Energisch schob Sinja die Landkarte von sich, aber vor ihrem inneren Auge sah sie die grünen Weiten von Schottland, hörte die Rufe der Papageientaucher und stöberte Moorschneehühner im Grün auf. Sie hatte lange von dieser Reise geträumt und darauf gespart. Ihr Herz schlug für die Landschaft, die zotteligen Hochland-Rinder und überhaupt für die schottische Tierwelt. Ihre Zeichensachen hatten schon bereitgelegen, nur darauf gewartet, die Eindrücke auf das Papier zu bannen. Aus. Vorbei. Eine verräterische Träne stahl sich aus ihrem Augenwinkel.

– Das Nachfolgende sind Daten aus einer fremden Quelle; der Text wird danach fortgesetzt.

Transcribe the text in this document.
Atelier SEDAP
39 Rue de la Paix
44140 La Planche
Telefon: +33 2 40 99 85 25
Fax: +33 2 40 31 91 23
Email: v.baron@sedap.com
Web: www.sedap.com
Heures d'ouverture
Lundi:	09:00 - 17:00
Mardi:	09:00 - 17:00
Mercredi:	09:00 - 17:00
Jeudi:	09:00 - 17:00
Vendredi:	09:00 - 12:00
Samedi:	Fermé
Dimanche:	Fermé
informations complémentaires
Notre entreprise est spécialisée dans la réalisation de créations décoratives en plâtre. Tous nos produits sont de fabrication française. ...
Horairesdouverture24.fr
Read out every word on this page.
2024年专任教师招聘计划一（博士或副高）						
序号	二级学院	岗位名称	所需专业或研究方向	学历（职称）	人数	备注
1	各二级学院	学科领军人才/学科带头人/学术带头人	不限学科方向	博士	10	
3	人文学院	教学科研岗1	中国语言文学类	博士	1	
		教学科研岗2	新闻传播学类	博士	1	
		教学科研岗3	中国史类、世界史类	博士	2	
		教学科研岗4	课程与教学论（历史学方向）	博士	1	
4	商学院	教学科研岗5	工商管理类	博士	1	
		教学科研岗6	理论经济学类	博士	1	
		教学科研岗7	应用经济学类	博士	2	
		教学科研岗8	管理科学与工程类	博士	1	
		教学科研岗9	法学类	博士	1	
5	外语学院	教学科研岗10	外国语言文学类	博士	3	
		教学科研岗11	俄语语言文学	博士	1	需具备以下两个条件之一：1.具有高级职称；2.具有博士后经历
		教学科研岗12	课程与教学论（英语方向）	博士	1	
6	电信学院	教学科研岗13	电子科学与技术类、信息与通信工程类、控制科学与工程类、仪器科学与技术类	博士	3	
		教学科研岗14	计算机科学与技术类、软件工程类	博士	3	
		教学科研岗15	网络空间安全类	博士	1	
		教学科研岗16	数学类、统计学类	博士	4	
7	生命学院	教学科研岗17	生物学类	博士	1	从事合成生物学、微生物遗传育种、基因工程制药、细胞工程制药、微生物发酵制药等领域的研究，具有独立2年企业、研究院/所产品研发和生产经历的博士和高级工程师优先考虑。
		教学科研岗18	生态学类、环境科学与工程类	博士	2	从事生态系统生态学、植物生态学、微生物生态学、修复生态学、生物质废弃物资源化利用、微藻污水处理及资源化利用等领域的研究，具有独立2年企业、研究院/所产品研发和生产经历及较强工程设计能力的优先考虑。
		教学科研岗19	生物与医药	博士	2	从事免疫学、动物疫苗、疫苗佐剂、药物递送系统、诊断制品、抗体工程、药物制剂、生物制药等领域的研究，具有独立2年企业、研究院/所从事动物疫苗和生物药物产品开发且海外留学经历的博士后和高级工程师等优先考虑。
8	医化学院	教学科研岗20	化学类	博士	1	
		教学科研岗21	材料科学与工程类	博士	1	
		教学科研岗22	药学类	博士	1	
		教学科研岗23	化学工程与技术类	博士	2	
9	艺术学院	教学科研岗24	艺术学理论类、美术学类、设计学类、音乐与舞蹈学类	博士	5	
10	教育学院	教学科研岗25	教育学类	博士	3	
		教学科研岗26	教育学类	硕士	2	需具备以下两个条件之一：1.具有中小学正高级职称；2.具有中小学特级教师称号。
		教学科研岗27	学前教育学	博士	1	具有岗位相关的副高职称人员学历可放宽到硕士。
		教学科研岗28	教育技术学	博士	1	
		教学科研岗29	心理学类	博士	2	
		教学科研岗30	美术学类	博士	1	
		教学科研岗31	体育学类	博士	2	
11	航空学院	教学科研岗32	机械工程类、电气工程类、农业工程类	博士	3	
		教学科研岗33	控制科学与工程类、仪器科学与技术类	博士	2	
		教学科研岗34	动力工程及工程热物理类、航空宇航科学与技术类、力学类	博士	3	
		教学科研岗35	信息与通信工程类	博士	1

Hastig fuhr sie mit einer Hand darüber, wischte ihn fort.

Ares drängte sich an ihre Beine und fiepte. Der kleine Chihuahua wusste immer, wann es ihr schlecht ging. Auch jetzt schleckte er ihr tröstend die Hand ab. Sie hatte ihn wenige Wochen nach ihrer Trennung aus dem Tierheim geholt, weil sie die Stille daheim nicht mehr ausgehalten hatte. Er war noch ein Welpe gewesen und auf drei Pfoten durch seinen Käfig gehumpelt. Sein früherer Besitzer hatte ihn wegen der Verletzung aufgegeben. Sinja hatte seine Behandlung fortgeführt und mit ihm das Laufen trainiert. Und er hatte sich gut herausgemacht. Wenn er jetzt losflitzte, konnte er sie mühelos abhängen.

Sie hatten sich gegenseitig gerettet, daran hegte sie nicht den geringsten Zweifel.

Sinja ließ endgültig von der Landkarte ab und griff nach der Gießkanne. Dann ging sie auf ihre Terrasse und wässerte die Pflanzen. Ihr Vorgarten war eine grüne Oase und der Grund gewesen, weshalb sie sich für die Erdgeschosswohnung entschieden hatte. Die Lage, am Rand von Grünwald und ein gutes Stück von München entfernt, war ihr anfangs nicht ideal erschienen, aber in den Zugang zum Garten hatte sie sich sogleich verliebt. Inzwischen liebte sie ihr Zuhause, das ganz in sonnigem Gelb und zartem Grün eingerichtet war. Rings um ihre Terrasse wuchsen Oleander, Bambus und Lavendel an einer Natursteinmauer. Weißdorn und Hartriegel zogen den Blick auf sich. An einem Rankgitter breitete sich eine bezaubernde Clematis aus. Wicken blühten wunderbar üppig. Eine Ecke des Vorgartens hatte Sinja wild gelassen, dort raschelten abends häufig Igel und andere Kleintiere im Grün.

Kochen war nicht ihre Stärke, was, genau genommen, noch eine Untertreibung war. Für Pflanzen jedoch hatte Sinja ein Händchen. Vielleicht, weil sie schon als Kind mit ihrem Vater im Garten gewerkelt hatte. Eine Zeit lang hatte sie überlegt, Gärtnerin zu werden, aber dann beschlossen, ihr Hobby ein ebensolches bleiben zu lassen. Stattdessen war sie ihrem zweiten Interesse gefolgt und Apothekerin geworden.

Gerade, als sie den Wicken Wasser gab, fiel ihr Blick auf das Reihenhaus auf der anderen Straßenseite. Davor stand ein Umzugswagen. Ein braunhaariger Mann wuchtete einen Karton aus dem Wagen und trug ihn zum Haus. Seine Jeans betonte seine schmalen Hüften und die muskulösen Beine, das weiße Shirt spannte sich über bemerkenswerten breiten Schultern. Etwas an ihm zog ihren Blick wie magisch an. War er einer der Umzugshelfer?

Nein, wohl eher ihr neuer Nachbar, entschied sie, als sie beobachtete, wie er zwei Möbelpackern Anweisungen erteilte, wo sie mit dem Hochbett hin sollten. Im Gegensatz zu ihm trugen die beiden grüne Latzhosen mit dem Aufdruck des Umzugsunternehmens. Er zog also nebenan ein. Seine Stimme war dunkel, wie heiße Schokolade mit Sahne und Kakaosplittern. Sinja konnte nicht anders, als zu ihm hinzusehen. Erst als Wasser auf ihre nackten Füße tropfte, zuckte sie zusammen und erkannte, dass sie ihre armen Blumen überwässert hatte.

In diesem Augenblick flitzte ein Mädchen von etwa fünf Jahren aus dem Haus und fasste nach der Kiste auf dem Arm des Unbekannten. Sie musste sich auf die Zehenspitzen recken, um ihm beim Tragen zu helfen. Er nickte und lobte sie offenbar. Sinja wurde das Herz weit. Die Kleine war zu niedlich mit ihren blonden Zöpfchen und dem verschmitzten Lächeln.